The number of middle-school students who engage in "sexting" may be higher than you think. What's more, those suggestive text messages and photos could potentially lead to criminal consequences.
A study conducted by the Journal of the American Academy of Pediatrics found that more than 1 in 5 middle schoolers reported sending sexually explicit text messages, with some of them having also sent nude or seminude photos, reports Reuters.
The study found that children with emotional and behavioral problems are more at-risk for sexting, and that sexting also correlates with sexual activity.
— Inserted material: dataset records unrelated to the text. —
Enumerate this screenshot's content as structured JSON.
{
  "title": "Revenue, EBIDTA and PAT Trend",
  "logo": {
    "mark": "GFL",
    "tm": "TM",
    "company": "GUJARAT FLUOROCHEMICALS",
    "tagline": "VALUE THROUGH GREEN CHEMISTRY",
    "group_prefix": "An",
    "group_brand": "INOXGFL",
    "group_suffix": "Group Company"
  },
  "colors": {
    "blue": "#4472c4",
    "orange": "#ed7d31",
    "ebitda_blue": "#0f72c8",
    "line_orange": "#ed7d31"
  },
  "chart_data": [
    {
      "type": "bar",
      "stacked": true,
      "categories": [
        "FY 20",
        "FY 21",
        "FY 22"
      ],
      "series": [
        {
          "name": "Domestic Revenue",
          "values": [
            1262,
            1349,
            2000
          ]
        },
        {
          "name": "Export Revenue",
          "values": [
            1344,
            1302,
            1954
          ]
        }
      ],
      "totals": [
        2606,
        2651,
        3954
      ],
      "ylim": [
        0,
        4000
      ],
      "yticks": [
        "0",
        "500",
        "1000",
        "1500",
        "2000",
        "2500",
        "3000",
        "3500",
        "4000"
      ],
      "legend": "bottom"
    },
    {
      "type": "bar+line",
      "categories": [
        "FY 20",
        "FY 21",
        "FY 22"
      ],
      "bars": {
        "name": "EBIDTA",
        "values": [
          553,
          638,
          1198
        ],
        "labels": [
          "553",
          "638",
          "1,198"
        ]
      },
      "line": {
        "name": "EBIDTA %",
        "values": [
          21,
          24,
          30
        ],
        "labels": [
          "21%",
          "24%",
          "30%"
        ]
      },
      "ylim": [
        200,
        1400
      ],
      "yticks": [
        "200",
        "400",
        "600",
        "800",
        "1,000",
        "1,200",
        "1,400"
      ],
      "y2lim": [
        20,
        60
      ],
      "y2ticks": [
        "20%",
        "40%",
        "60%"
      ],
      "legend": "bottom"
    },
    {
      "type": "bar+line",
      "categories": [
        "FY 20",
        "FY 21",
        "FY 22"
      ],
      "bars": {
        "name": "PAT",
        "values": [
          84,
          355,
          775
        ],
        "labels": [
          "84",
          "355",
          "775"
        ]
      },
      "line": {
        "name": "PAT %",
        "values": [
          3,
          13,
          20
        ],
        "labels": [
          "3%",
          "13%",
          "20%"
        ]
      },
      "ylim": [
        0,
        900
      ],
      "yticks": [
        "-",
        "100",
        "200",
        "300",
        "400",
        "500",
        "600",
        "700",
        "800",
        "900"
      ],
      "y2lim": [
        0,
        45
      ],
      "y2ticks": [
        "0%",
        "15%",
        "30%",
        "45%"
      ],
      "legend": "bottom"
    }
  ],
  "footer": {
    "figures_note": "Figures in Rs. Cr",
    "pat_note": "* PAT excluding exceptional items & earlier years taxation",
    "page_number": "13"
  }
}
22 Percent of Middle Schoolers Admit to 'Sexting': Study
The study published in the journal Pediatrics focused on 12- to 14-year-olds and their sexting behaviors. It found that 22 percent had engaged in sexting within the past six months: 17 percent had sent sexual messages via text, while 5 percent took it a step further and sent nude or seminude photos via text message, according to the study.
The researchers concluded that the children who "sext" were more likely to engage in sexual behavior or activity. Kids who are experiencing puberty faster than their peers and those who have difficulty managing their emotions are more likely to sext, the study found.
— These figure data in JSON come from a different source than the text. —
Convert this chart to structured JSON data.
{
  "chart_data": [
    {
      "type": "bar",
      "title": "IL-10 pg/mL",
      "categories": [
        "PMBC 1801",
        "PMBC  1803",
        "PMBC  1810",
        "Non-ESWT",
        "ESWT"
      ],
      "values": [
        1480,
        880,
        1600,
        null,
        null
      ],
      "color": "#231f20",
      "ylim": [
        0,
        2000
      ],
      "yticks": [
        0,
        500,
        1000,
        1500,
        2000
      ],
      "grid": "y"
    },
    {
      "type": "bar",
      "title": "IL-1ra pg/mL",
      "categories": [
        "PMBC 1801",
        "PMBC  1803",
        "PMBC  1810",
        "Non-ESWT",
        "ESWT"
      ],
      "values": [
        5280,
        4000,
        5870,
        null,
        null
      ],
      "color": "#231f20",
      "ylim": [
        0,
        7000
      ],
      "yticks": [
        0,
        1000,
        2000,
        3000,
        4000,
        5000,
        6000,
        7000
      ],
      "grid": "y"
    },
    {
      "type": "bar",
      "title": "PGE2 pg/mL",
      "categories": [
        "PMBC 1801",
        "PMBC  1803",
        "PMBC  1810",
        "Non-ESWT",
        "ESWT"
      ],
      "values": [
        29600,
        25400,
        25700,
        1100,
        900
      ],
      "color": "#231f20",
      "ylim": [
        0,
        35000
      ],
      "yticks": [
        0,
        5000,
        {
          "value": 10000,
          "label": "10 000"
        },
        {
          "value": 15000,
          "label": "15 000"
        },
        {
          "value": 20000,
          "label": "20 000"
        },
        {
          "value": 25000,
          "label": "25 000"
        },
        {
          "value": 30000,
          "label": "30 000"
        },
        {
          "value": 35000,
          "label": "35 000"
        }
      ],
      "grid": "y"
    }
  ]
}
But the results may not be applicable to all middle schoolers, because researchers only surveyed at-risk seventh graders who were participating in a sexual risk prevention program. Still, regardless of who's doing it, sexting comes with plenty of risks.
Legal Risks of 'Sexting'
One risk of sexting among teenagers and pre-teens is potentially being charged with possession of child porn. This happened in Texas when a 17-year-old boy received nude photos of a 16-year-old girl; the boy then shared the photos with his friends. After it was reported to the school, police arrested the boy for possessing child pornography.
For teens and adults, "sexting" could also cost you your job. In a widely reported incident last year, the FBI issued an internal memo to warn employees against "sexting" on their FBI-issued smartphones. People often forget that their employers can lawfully limit what you're allowed to do on company-owned devices and can fire you violating those terms.
So while it's extremely troublesome that middle school children are sexting, it's important to consider all the possible risks before sending over that racy message.